The New Zealanders in Flanders

  
 Passchendaele Fields (Copyright Memorial Museum Passchendaele)
The battles of Messines and Passchendaele are among the most iconic events in New Zealand history. Less well known today than Gallipoli, they were, however, just as devastating if not more so. Flanders 1917 touched virtually every family the length and breadth of the land. It left a legacy that exists to this day.

Messines was a great victory - a rarity on the Western Front. It came at no small cost. In the three days historians assign to the battle, New Zealand alone, with a total population of just over one million, sustained 3,660 casualties, 700 of those killed. Many of those casualties occurred not in the attack itself, which was fast and successful, but from shell fire the following day.

Four months later, just the other side of Ypres, there was another costly success - this time in the Battle of Broodseinde, part of the Third Battle of Ypres and the build-up to what is now known as Passchendaele.

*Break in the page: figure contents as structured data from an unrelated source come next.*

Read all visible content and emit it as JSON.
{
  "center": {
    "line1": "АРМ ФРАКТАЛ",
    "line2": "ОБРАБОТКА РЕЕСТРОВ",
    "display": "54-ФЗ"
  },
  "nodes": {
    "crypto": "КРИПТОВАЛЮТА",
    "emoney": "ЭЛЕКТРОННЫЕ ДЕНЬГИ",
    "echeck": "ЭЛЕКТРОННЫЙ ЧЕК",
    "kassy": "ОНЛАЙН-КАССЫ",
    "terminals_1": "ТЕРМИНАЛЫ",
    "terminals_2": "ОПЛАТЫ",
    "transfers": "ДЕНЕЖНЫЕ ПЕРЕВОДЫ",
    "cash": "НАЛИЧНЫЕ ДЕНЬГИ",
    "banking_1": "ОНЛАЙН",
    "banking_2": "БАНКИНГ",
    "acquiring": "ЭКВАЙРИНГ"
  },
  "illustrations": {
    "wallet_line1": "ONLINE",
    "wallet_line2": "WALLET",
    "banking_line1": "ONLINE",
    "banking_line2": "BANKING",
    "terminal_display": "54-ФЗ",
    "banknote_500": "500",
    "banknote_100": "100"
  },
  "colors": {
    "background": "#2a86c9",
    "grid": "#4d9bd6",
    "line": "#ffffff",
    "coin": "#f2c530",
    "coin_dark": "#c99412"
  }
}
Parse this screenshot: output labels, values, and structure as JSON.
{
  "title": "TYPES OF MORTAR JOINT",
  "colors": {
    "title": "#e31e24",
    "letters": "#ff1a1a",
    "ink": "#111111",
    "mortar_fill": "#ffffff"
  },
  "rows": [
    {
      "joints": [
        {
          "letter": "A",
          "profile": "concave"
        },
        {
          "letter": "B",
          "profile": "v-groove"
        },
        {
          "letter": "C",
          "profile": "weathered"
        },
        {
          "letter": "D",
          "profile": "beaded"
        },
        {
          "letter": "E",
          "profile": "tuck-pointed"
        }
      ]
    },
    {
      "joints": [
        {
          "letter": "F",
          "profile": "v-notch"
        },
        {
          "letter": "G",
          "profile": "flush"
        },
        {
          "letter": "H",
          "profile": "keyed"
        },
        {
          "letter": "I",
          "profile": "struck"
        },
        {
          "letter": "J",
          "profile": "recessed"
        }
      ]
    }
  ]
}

Eight days later, the First Battle of Passchendaele became the country's most tragic day. It remains so.

Casualty tolls

Shoulder to shoulder with the Australians, the men of the New Zealand Division began their attack in gales and driving rain, faced with a morass of mud, uncut barbed wire up to 13 metres deep, an erratic and ineffectual artillery barrage to protect them and withering machine-gun fire. Slowed by the weather and struggling through thick mud, they died in their hundreds.

In four hours on the morning of October 12, 1917, New Zealand suffered a casualty toll of 60% of those who took part - 3,296 men of whom 1,190 were killed. It took two and a half days to clear the New Zealand wounded from the battlefield.

And, of course, the war didn't simply stop between the dates of the major battles - it carried on. La Basseville, close to Messines and where Leslie Andrew won the Victoria Cross, came after Messines and before Broodseinde, for example. In fact, the New Zealanders were still in Flanders at the end of the year, when Henry Nicholas won his Victoria Cross at Polderhoek Chateau near Zonnebeke.

 Prowse Point Cemetery near Messines
Today, more than 4,600 men who served with the New Zealand forces have their graves or, for those with no known grave, their names on memorials in some 80 Commonwealth War Graves Commission or communal cemeteries in Flanders. Almost 2,800 more New Zealanders served with Australian, British and Canadian forces and a number of those also died - 86, for example have their names on the Menin Gate at Ypres.

Tyne Cot Cemetery at Passchendaele is the Commission's largest. It is also the largest New Zealand cemetery outside New Zealand itself. There are now 11,953 Commonwealth servicemen of the First World War buried or commemorated in the cemetery itself  - 520 are the graves of New Zealanders and 322 of these are unidentified.

The Tyne Cot Memorial, which covers the upper slope of the cemetery, commemorates nearly 35,000 servicemen from the United Kingdom and New Zealand who died on the Ypres Salient after 16 August, 1917, and whose graves are not known. The New Zealand Apse in the Memorial commemorates 1,166 New Zealanders whose remains were never recovered.

At ‘s Graventafel nearby is a New Zealand Memorial, one of two in Flanders. The other is at Messines, the focus of the traditional Anzac Day New Zealand service in Belgium. At the Messines Ridge Cemetery there is also a New Zealand Memorial to the Missing with 839 names inscribed.

In addition to the two Memorials to the Missing at Tyne Cot and Messines, another Memorial to the Missing at Buttes New British Cemetery, Polygon Wood, also bears the names of 378 New Zealanders who have no known grave.